Rozgrywający był przed laty jednym z najlepszym koszykarzy w lidze. W kampanii 2016/17 liderował Boston Celtics, notując 28,9 punktu i rozdając 5,9 asysty, zajmując piąte miejsce w walce o statuetkę MVP. Ponadto został wybrany do drugiej najlepszej piątki sezonu zasadniczego. Jego Celtics dotarli wówczas do finałów konferencji. Wtedy jednak zaczęły się także jego problemy zdrowotne - konkretnie z biodrem.
Od tego czasu Thomas próbował swoich sił w kilku zespołach.
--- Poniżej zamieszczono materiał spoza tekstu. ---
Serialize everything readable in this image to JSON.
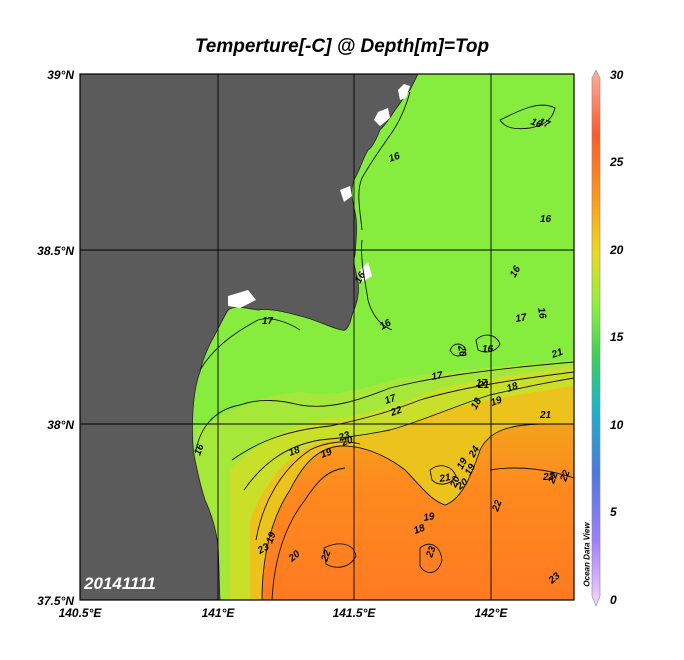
{
  "title": "Temperture[-C] @ Depth[m]=Top",
  "date": "20141111",
  "watermark": "Ocean Data View",
  "lat_labels": [
    "39°N",
    "38.5°N",
    "38°N",
    "37.5°N"
  ],
  "lon_labels": [
    "140.5°E",
    "141°E",
    "141.5°E",
    "142°E"
  ],
  "colorbar": {
    "min": 0,
    "max": 30,
    "ticks": [
      "30",
      "25",
      "20",
      "15",
      "10",
      "5",
      "0"
    ],
    "colors": [
      "#fbd6fb",
      "#9f7fff",
      "#4a78e0",
      "#19b6c9",
      "#3fcf55",
      "#8ef03e",
      "#eadc1c",
      "#ff9a1a",
      "#ff5a2a",
      "#ffb0a0"
    ]
  },
  "colors": {
    "land": "#5b5b5b",
    "water_cool": "#86ec3e",
    "water_mid": "#c8e028",
    "water_warm": "#ff8a1e"
  },
  "contour_labels": [
    {
      "text": "16",
      "name": "contour-label-16-a"
    },
    {
      "text": "17",
      "name": "contour-label-17-a"
    },
    {
      "text": "16",
      "name": "contour-label-16-b"
    },
    {
      "text": "16",
      "name": "contour-label-16-c"
    },
    {
      "text": "17",
      "name": "contour-label-17-b"
    },
    {
      "text": "16",
      "name": "contour-label-16-d"
    },
    {
      "text": "16",
      "name": "contour-label-16-e"
    },
    {
      "text": "16",
      "name": "contour-label-16-f"
    },
    {
      "text": "16",
      "name": "contour-label-16-g"
    },
    {
      "text": "16",
      "name": "contour-label-16-h"
    },
    {
      "text": "17",
      "name": "contour-label-17-c"
    },
    {
      "text": "17",
      "name": "contour-label-17-d"
    },
    {
      "text": "17",
      "name": "contour-label-17-e"
    },
    {
      "text": "18",
      "name": "contour-label-18-a"
    },
    {
      "text": "19",
      "name": "contour-label-19-a"
    },
    {
      "text": "20",
      "name": "contour-label-20-a"
    },
    {
      "text": "21",
      "name": "contour-label-21-a"
    },
    {
      "text": "22",
      "name": "contour-label-22-a"
    },
    {
      "text": "18",
      "name": "contour-label-18-b"
    },
    {
      "text": "17",
      "name": "contour-label-17-f"
    },
    {
      "text": "18",
      "name": "contour-label-18-c"
    },
    {
      "text": "19",
      "name": "contour-label-19-b"
    },
    {
      "text": "20",
      "name": "contour-label-20-b"
    },
    {
      "text": "21",
      "name": "contour-label-21-b"
    },
    {
      "text": "19",
      "name": "contour-label-19-c"
    },
    {
      "text": "20",
      "name": "contour-label-20-c"
    },
    {
      "text": "19",
      "name": "contour-label-19-d"
    },
    {
      "text": "18",
      "name": "contour-label-18-d"
    },
    {
      "text": "21",
      "name": "contour-label-21-c"
    },
    {
      "text": "22",
      "name": "contour-label-22-b"
    },
    {
      "text": "23",
      "name": "contour-label-23-a"
    },
    {
      "text": "23",
      "name": "contour-label-23-b"
    },
    {
      "text": "19",
      "name": "contour-label-19-e"
    },
    {
      "text": "20",
      "name": "contour-label-20-d"
    },
    {
      "text": "22",
      "name": "contour-label-22-c"
    },
    {
      "text": "23",
      "name": "contour-label-23-c"
    },
    {
      "text": "22",
      "name": "contour-label-22-d"
    },
    {
      "text": "22",
      "name": "contour-label-22-e"
    },
    {
      "text": "23",
      "name": "contour-label-23-d"
    },
    {
      "text": "23",
      "name": "contour-label-23-e"
    },
    {
      "text": "24",
      "name": "contour-label-24"
    },
    {
      "text": "19",
      "name": "contour-label-19-f"
    },
    {
      "text": "20",
      "name": "contour-label-20-e"
    },
    {
      "text": "21",
      "name": "contour-label-21-d"
    },
    {
      "text": "16",
      "name": "contour-label-16-i"
    },
    {
      "text": "15",
      "name": "contour-label-15"
    }
  ]
}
Grał w barwach Cavaliers, Lakers, Nuggets, Wizards, Mavericks czy Hornets. O ile jego statystyki punktowe nie były złe, drużyna przeciwna mocno wykorzystywała go - grając większość akcji zawodnikiem, którego krył. Mierzący 175 centymetrów koszykarz nie jest złym obrońcą, ale nie był w stanie zatrzymać o wiele wyższego i cięższego gracza.
W ostatnich tygodniach weteran ligowych parkietów walczył kontrakt w NBA poprzez grę w barwach zespołu G-League Utah Jazz. W czterech spotkaniach notował średnio 32,5 punktu, 5,3 syty oraz 3 zbiórki. Dokładał do tego 1,3 przechwytu oraz bardzo dobrą skuteczność z obwodu - 44,6% przy aż 14 próbach!